STADE DE LA BEAUJOIRE - CAPACITY: 38,486 ALL SEATER
About the Stade de la Beaujoire The Beaujoire was designed in the early 1980’s as a replacement for FC Nantes compact Marcel-Saupin stadium that was located in the same area, and to meet the demand for a new west coast stadium for France’s bid to host the European Football Championships of 1984. Out went the old steep terraces and basic seating and in came a brand new stadium full of curves and sweeping stands and a significantly increased capacity at over 53,000.
The stadium hosted its first match in May 1984 when FC Nantes played a friendly against the Romanian national team. Just a few weeks later the stadium welcomed the French national team hosted Belgium in a sell out group match of the Championships. A Platini-inspired performance saw Les Blues beat their neighbours 5-0. The stadium also hosted Portugal versus Romania, although a 24,000 crowd was disappointing.
Fourteen years later, after a multi-million Franc redevelopment which saw the stadium converted into a 38,000 all seater ground, Le Beaujoire hosted a number of games in the 1998 World Cup Finals, including Brazil versus Morocco, Spain versus Nigeria, USA versus Yugoslavia and the quarter final between Brazil and Denmark.
The stadium is certainly unique in design. Two huge Tribune stands that sweep upwards in the middle provide a focal point for the stadium, whilst behind the goals the smaller Visage stands are intimate and home to some of the most focal supporters in France. Who plays there? The stadium is home to FC Nantes Atlantique, who up until a few seasons ago were one of the most feared teams in France. Their eight French Championships make them one of the most successful teams in the domestic leagues – however, the club went from champions in 2001 to bottom of the table in 2007 – one of the most spectacular falls from grace in French football and ending a near 45 year run in the top flight.
The club won their first honours in 1965 when they captured the French league, repeating their feat a year later. Over the next couple of decades they won four more Championships. Between 1976 and 1981 the club set a record for remaining unbeaten at home for 92 matches. In 1995 they completed their greatest Championship when they narrowly pipped Paris Saint Germain, Auxerre and Lens to the title, recording 32 games without defeat in the process. The following season they competed for the first time in the Champions League. Drawn in an easy group with Panathinaikos, Porto and AaB, they gained a vital point away in Portugal to go through to the quarter finals. A 4-2 victory against Spartak Moscow took the Canaries through to the Semi Finals where they met the mighty Juventus. Facing a 2-0 deficit from Turin, Nantes put on a brave show back at the Beaujoire and nearly turned over the 2-0 lead, falling just short in a 3-2 win. In 2000 the club were nearly on the receiving end of one of the greatest cup shocks in French history when they narrowly beat the amateurs of Calais in the French Cup Final at Stade de France.

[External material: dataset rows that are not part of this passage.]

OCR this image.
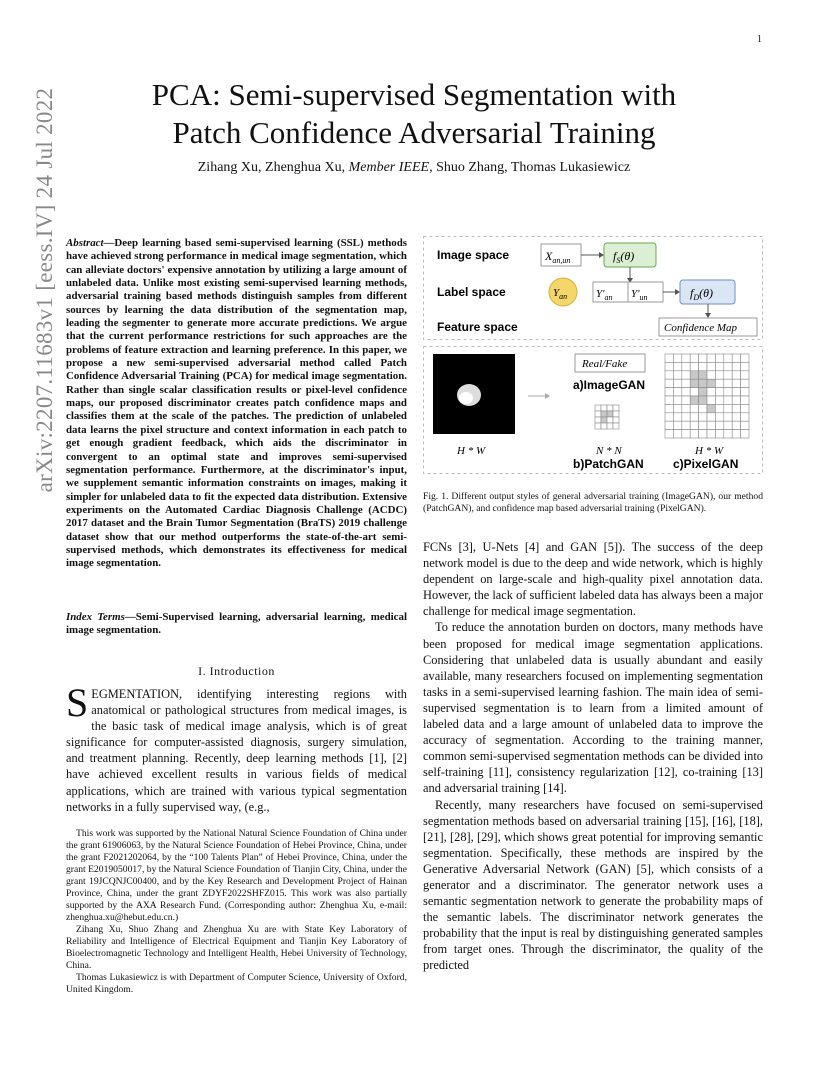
1
arXiv:2207.11683v1 [eess.IV] 24 Jul 2022	PCA: Semi-supervised Segmentation with
Patch Confidence Adversarial Training
Zihang Xu, Zhenghua Xu, Member IEEE, Shuo Zhang, Thomas Lukasiewicz
Abstract—Deep learning based semi-supervised learning (SSL) methods have achieved strong performance in medical image segmentation, which can alleviate doctors' expensive annotation by utilizing a large amount of unlabeled data. Unlike most existing semi-supervised learning methods, adversarial training based methods distinguish samples from different sources by learning the data distribution of the segmentation map, leading the segmenter to generate more accurate predictions. We argue that the current performance restrictions for such approaches are the problems of feature extraction and learning preference. In this paper, we propose a new semi-supervised adversarial method called Patch Confidence Adversarial Training (PCA) for medical image segmentation. Rather than single scalar classification results or pixel-level confidence maps, our proposed discriminator creates patch confidence maps and classifies them at the scale of the patches. The prediction of unlabeled data learns the pixel structure and context information in each patch to get enough gradient feedback, which aids the discriminator in convergent to an optimal state and improves semi-supervised segmentation performance. Furthermore, at the discriminator's input, we supplement semantic information constraints on images, making it simpler for unlabeled data to fit the expected data distribution. Extensive experiments on the Automated Cardiac Diagnosis Challenge (ACDC) 2017 dataset and the Brain Tumor Segmentation (BraTS) 2019 challenge dataset show that our method outperforms the state-of-the-art semi-supervised methods, which demonstrates its effectiveness for medical image segmentation.
Index Terms—Semi-Supervised learning, adversarial learning, medical image segmentation.
I. Introduction
SEGMENTATION, identifying interesting regions with anatomical or pathological structures from medical images, is the basic task of medical image analysis, which is of great significance for computer-assisted diagnosis, surgery simulation, and treatment planning. Recently, deep learning methods [1], [2] have achieved excellent results in various fields of medical applications, which are trained with various typical segmentation networks in a fully supervised way, (e.g.,

This work was supported by the National Natural Science Foundation of China under the grant 61906063, by the Natural Science Foundation of Hebei Province, China, under the grant F2021202064, by the “100 Talents Plan” of Hebei Province, China, under the grant E2019050017, by the Natural Science Foundation of Tianjin City, China, under the grant 19JCQNJC00400, and by the Key Research and Development Project of Hainan Province, China, under the grant ZDYF2022SHFZ015. This work was also partially supported by the AXA Research Fund. (Corresponding author: Zhenghua Xu, e-mail: zhenghua.xu@hebut.edu.cn.)

Zihang Xu, Shuo Zhang and Zhenghua Xu are with State Key Laboratory of Reliability and Intelligence of Electrical Equipment and Tianjin Key Laboratory of Bioelectromagnetic Technology and Intelligent Health, Hebei University of Technology, China.

Thomas Lukasiewicz is with Department of Computer Science, University of Oxford, United Kingdom.

Image space
Label space
Feature space
$X_{an,un}$	$f_S(\theta)$
$Y_{an}$	$Y'_{an}$ $Y'_{un}$	$f_D(\theta)$
Confidence Map
H * W
Real/Fake
a)ImageGAN
N * N
b)PatchGAN
H * W
c)PixelGAN
Fig. 1. Different output styles of general adversarial training (ImageGAN), our method (PatchGAN), and confidence map based adversarial training (PixelGAN).

FCNs [3], U-Nets [4] and GAN [5]). The success of the deep network model is due to the deep and wide network, which is highly dependent on large-scale and high-quality pixel annotation data. However, the lack of sufficient labeled data has always been a major challenge for medical image segmentation.

To reduce the annotation burden on doctors, many methods have been proposed for medical image segmentation applications. Considering that unlabeled data is usually abundant and easily available, many researchers focused on implementing segmentation tasks in a semi-supervised learning fashion. The main idea of semi-supervised segmentation is to learn from a limited amount of labeled data and a large amount of unlabeled data to improve the accuracy of segmentation. According to the training manner, common semi-supervised segmentation methods can be divided into self-training [11], consistency regularization [12], co-training [13] and adversarial training [14].

Recently, many researchers have focused on semi-supervised segmentation methods based on adversarial training [15], [16], [18], [21], [28], [29], which shows great potential for improving semantic segmentation. Specifically, these methods are inspired by the Generative Adversarial Network (GAN) [5], which consists of a generator and a discriminator. The generator network uses a semantic segmentation network to generate the probability maps of the semantic labels. The discriminator network generates the probability that the input is real by distinguishing generated samples from target ones. Through the discriminator, the quality of the predicted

The club had to wait until 2001 for their final championship – the last time a club apart from Lyon has taken the title. The following season the club again performed well in the Champions League, winning the first round group against PSV Eindhoven, Lazio and Galatasaray. Unfortunately they could not carry this form into the second stage where draws at home to Manchester United and Boavista were their only consolation.
In 2006/07, hopes were high for at least a UEFA Cup spot. Unfortunately the team never found any consistency, and by Christmas were close to the relegation zone. In what was planned to be an inspired move, veteran goalkeeper Fabian Barthez was signed from Marseille. Unfortunately, things went from bad to worse and their run of form saw them relegated for the first time in over 44 years.

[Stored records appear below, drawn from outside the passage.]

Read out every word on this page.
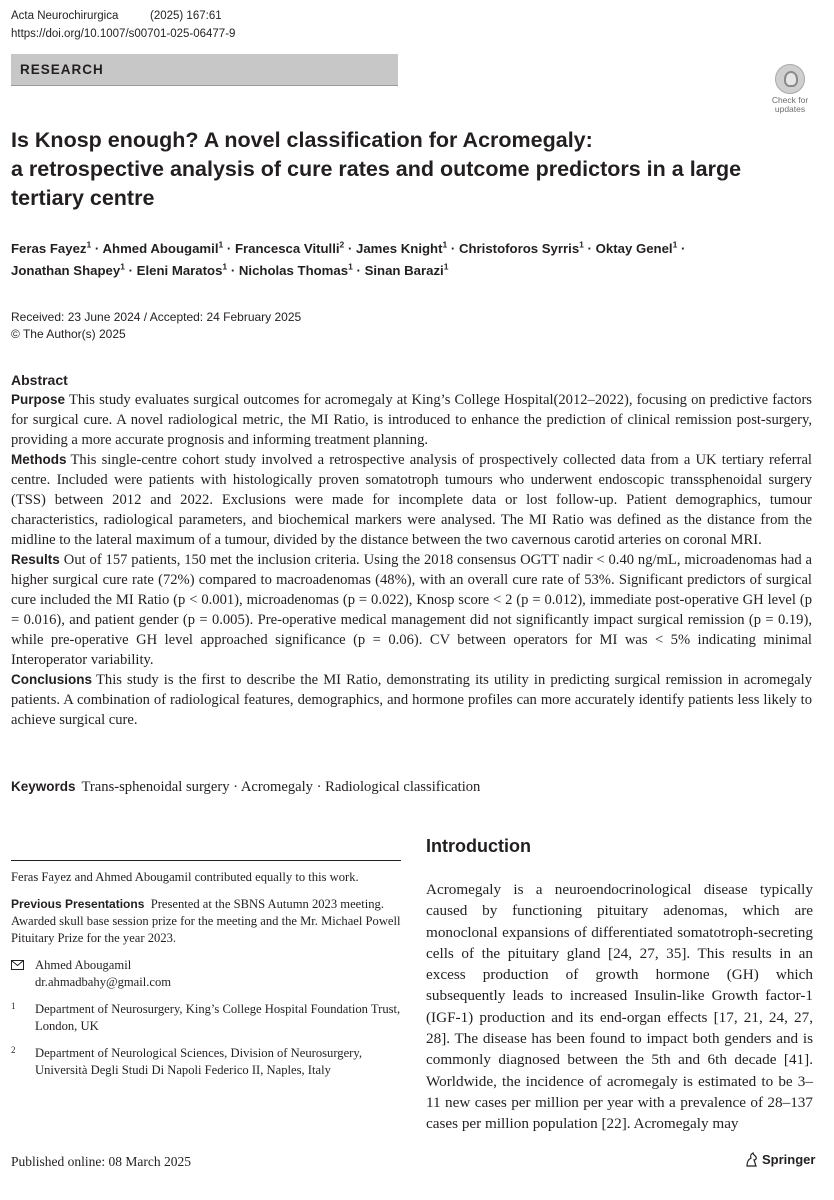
Acta Neurochirurgica	(2025) 167:61
https://doi.org/10.1007/s00701-025-06477-9
RESEARCH
Check for
updates
Is Knosp enough? A novel classification for Acromegaly:
a retrospective analysis of cure rates and outcome predictors in a large
tertiary centre
Feras Fayez$^1$ · Ahmed Abougamil$^1$ · Francesca Vitulli$^2$ · James Knight$^1$ · Christoforos Syrris$^1$ · Oktay Genel$^1$ ·
Jonathan Shapey$^1$ · Eleni Maratos$^1$ · Nicholas Thomas$^1$ · Sinan Barazi$^1$
Received: 23 June 2024 / Accepted: 24 February 2025
© The Author(s) 2025
Abstract

Purpose This study evaluates surgical outcomes for acromegaly at King’s College Hospital(2012–2022), focusing on predictive factors for surgical cure. A novel radiological metric, the MI Ratio, is introduced to enhance the prediction of clinical remission post-surgery, providing a more accurate prognosis and informing treatment planning.

Methods This single-centre cohort study involved a retrospective analysis of prospectively collected data from a UK tertiary referral centre. Included were patients with histologically proven somatotroph tumours who underwent endoscopic transsphenoidal surgery (TSS) between 2012 and 2022. Exclusions were made for incomplete data or lost follow-up. Patient demographics, tumour characteristics, radiological parameters, and biochemical markers were analysed. The MI Ratio was defined as the distance from the midline to the lateral maximum of a tumour, divided by the distance between the two cavernous carotid arteries on coronal MRI.

Results Out of 157 patients, 150 met the inclusion criteria. Using the 2018 consensus OGTT nadir < 0.40 ng/mL, microadenomas had a higher surgical cure rate (72%) compared to macroadenomas (48%), with an overall cure rate of 53%. Significant predictors of surgical cure included the MI Ratio (p < 0.001), microadenomas (p = 0.022), Knosp score < 2 (p = 0.012), immediate post-operative GH level (p = 0.016), and patient gender (p = 0.005). Pre-operative medical management did not significantly impact surgical remission (p = 0.19), while pre-operative GH level approached significance (p = 0.06). CV between operators for MI was < 5% indicating minimal Interoperator variability.

Conclusions This study is the first to describe the MI Ratio, demonstrating its utility in predicting surgical remission in acromegaly patients. A combination of radiological features, demographics, and hormone profiles can more accurately identify patients less likely to achieve surgical cure.

Keywords Trans-sphenoidal surgery · Acromegaly · Radiological classification

Feras Fayez and Ahmed Abougamil contributed equally to this work.

Previous Presentations Presented at the SBNS Autumn 2023 meeting. Awarded skull base session prize for the meeting and the Mr. Michael Powell Pituitary Prize for the year 2023.

Ahmed Abougamil
dr.ahmadbahy@gmail.com
1 Department of Neurosurgery, King’s College Hospital Foundation Trust, London, UK
2 Department of Neurological Sciences, Division of Neurosurgery, Università Degli Studi Di Napoli Federico II, Naples, Italy
Introduction

Acromegaly is a neuroendocrinological disease typically caused by functioning pituitary adenomas, which are monoclonal expansions of differentiated somatotroph-secreting cells of the pituitary gland [24, 27, 35]. This results in an excess production of growth hormone (GH) which subsequently leads to increased Insulin-like Growth factor-1 (IGF-1) production and its end-organ effects [17, 21, 24, 27, 28]. The disease has been found to impact both genders and is commonly diagnosed between the 5th and 6th decade [41]. Worldwide, the incidence of acromegaly is estimated to be 3–11 new cases per million per year with a prevalence of 28–137 cases per million population [22]. Acromegaly may

Published online: 08 March 2025	Springer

Occasionally, the National team have also played here, although the last time they visited was back in 2001 for a friendly versus Denmark. In September and October 2007 the stadium will host a number of matches in the Rugby World Cup including the match between England and Samoa. The French team have played a few games here over the years – the most famous game being a French win versus the All Blacks in November 1986. How to get there The stadium is located in the north west of the city, adjacent to the E62 main road and around 7km from the city centre. Around the stadium are some nice wooded picnic areas, and it does feel as if it is in the suburbs with little in the way of bars and cafes in the immediate area.
The easiest way to reach the stadium from the city centre is to catch the tramway number 1 to the end stop which is right outside the stadium. The journey from the city centre takes no more than 20 minutes. Bus numbers 1, 22, 71 and 76 also make the journey to the stadium.

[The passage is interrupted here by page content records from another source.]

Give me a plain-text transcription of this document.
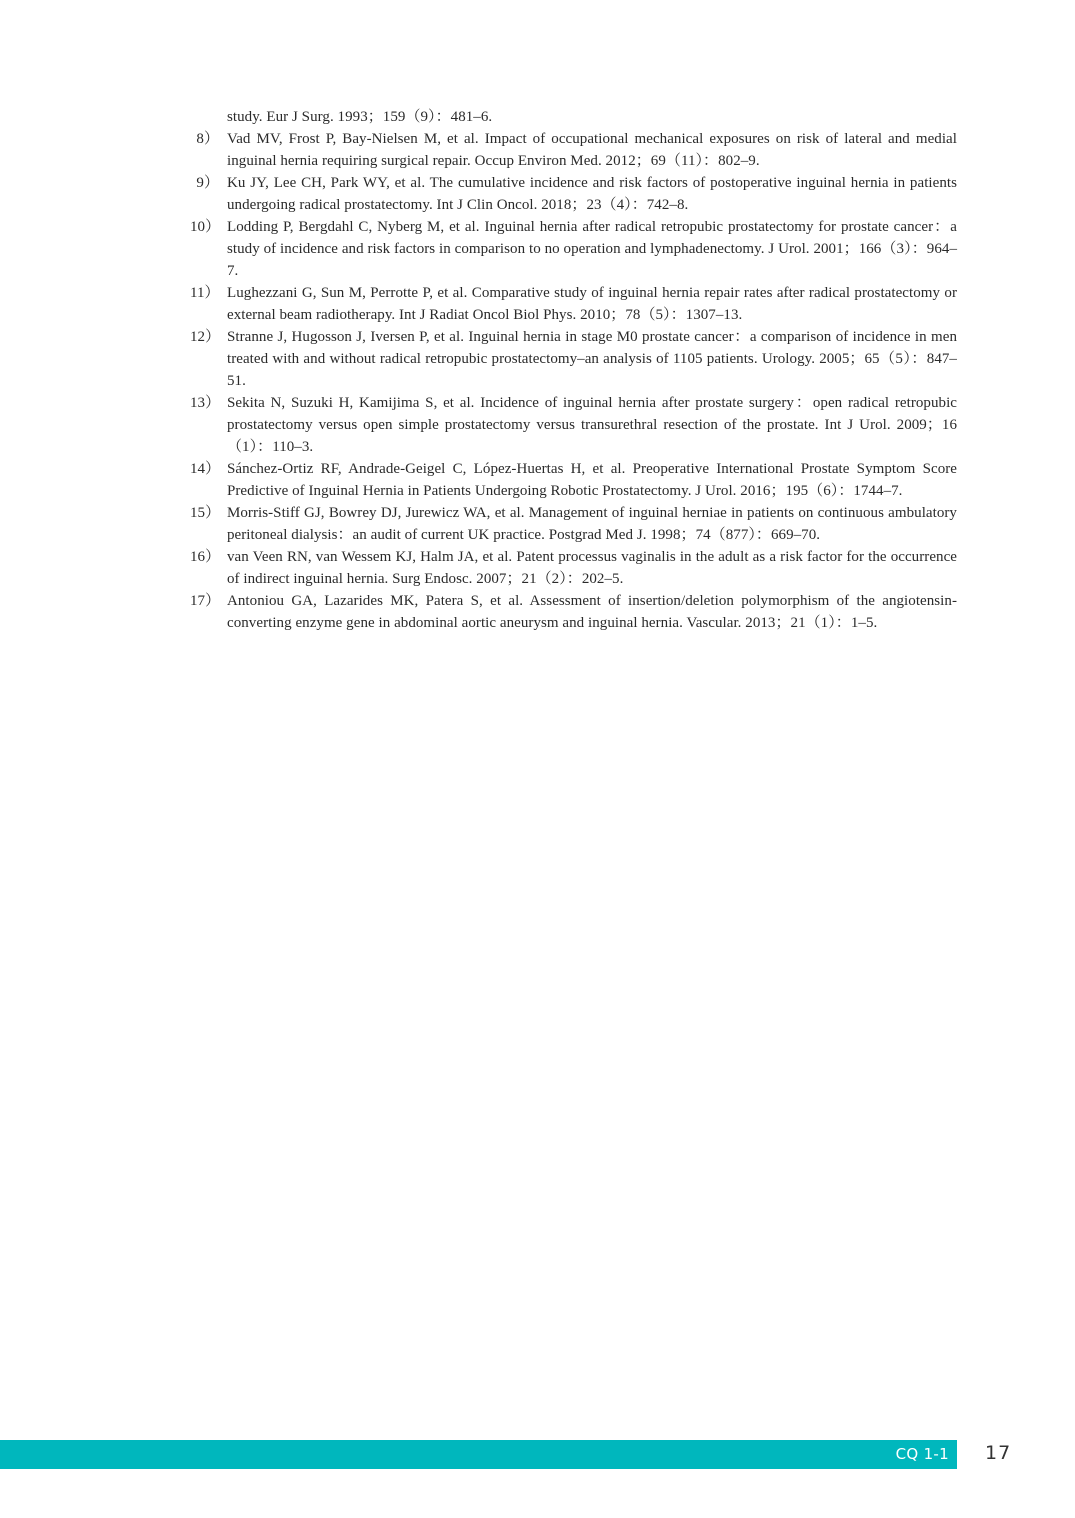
study. Eur J Surg. 1993；159（9）：481–6.
8） Vad MV, Frost P, Bay-Nielsen M, et al. Impact of occupational mechanical exposures on risk of lateral and medial inguinal hernia requiring surgical repair. Occup Environ Med. 2012；69（11）：802–9.
9） Ku JY, Lee CH, Park WY, et al. The cumulative incidence and risk factors of postoperative inguinal hernia in patients undergoing radical prostatectomy. Int J Clin Oncol. 2018；23（4）：742–8.
10） Lodding P, Bergdahl C, Nyberg M, et al. Inguinal hernia after radical retropubic prostatectomy for prostate cancer：a study of incidence and risk factors in comparison to no operation and lymphadenectomy. J Urol. 2001；166（3）：964–7.
11） Lughezzani G, Sun M, Perrotte P, et al. Comparative study of inguinal hernia repair rates after radical prostatectomy or external beam radiotherapy. Int J Radiat Oncol Biol Phys. 2010；78（5）：1307–13.
12） Stranne J, Hugosson J, Iversen P, et al. Inguinal hernia in stage M0 prostate cancer：a comparison of incidence in men treated with and without radical retropubic prostatectomy–an analysis of 1105 patients. Urology. 2005；65（5）：847–51.
13） Sekita N, Suzuki H, Kamijima S, et al. Incidence of inguinal hernia after prostate surgery：open radical retropubic prostatectomy versus open simple prostatectomy versus transurethral resection of the prostate. Int J Urol. 2009；16（1）：110–3.
14） Sánchez-Ortiz RF, Andrade-Geigel C, López-Huertas H, et al. Preoperative International Prostate Symptom Score Predictive of Inguinal Hernia in Patients Undergoing Robotic Prostatectomy. J Urol. 2016；195（6）：1744–7.
15） Morris-Stiff GJ, Bowrey DJ, Jurewicz WA, et al. Management of inguinal herniae in patients on continuous ambulatory peritoneal dialysis：an audit of current UK practice. Postgrad Med J. 1998；74（877）：669–70.
16） van Veen RN, van Wessem KJ, Halm JA, et al. Patent processus vaginalis in the adult as a risk factor for the occurrence of indirect inguinal hernia. Surg Endosc. 2007；21（2）：202–5.
17） Antoniou GA, Lazarides MK, Patera S, et al. Assessment of insertion/deletion polymorphism of the angiotensin-converting enzyme gene in abdominal aortic aneurysm and inguinal hernia. Vascular. 2013；21（1）：1–5.
CQ 1-1 17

For a better overview of football in France, go to Footiemap.com to view their excellent and comprehensive graphical overview of French football. Getting a ticket FC Nantes are one of the best supported teams in France. With average attendances of close to 30,000, getting a ticket still isn’t a problem for most matches. Tickets can be purchased from the official website at http://www.fcna.fr. You can also purchase tickets from around the region in the Leclerc stores. Some of the best seats for the neutrals are in the Credit Mutuel Oceane Bas which is one of the side tribunes where tickets are €25. Behind the goal in the Presse Ocean Erdre a seat would set you back €15.
Getting around Public Transport in Nantes consists of Tramways and buses. The tramways date back to 1826, and are used as a model for a number of other cities around the world. The tram network is today the largest of its kind in France. Whilst the majority of the attractions are within walking distance, the trams and buses provide a cheap alternative to getting around.
Nantes Atlantique airport is located around 15 minutes from the city centre. There is a regular bus that runs to the central station in 20 minutes. Tickets cost €6 each way. Alternatively you can catch bus 37 which runs to the La Neustrie tramway on line 2.
The airport’s route map is expanding every year, and currently there are a number of options to reach here from the UK. This includes Aer Arann from Bristol, Cardiff and Manchester, GB Airways from London Gatwick and Ryanair from Bournemouth, East Midlands and London Stansted.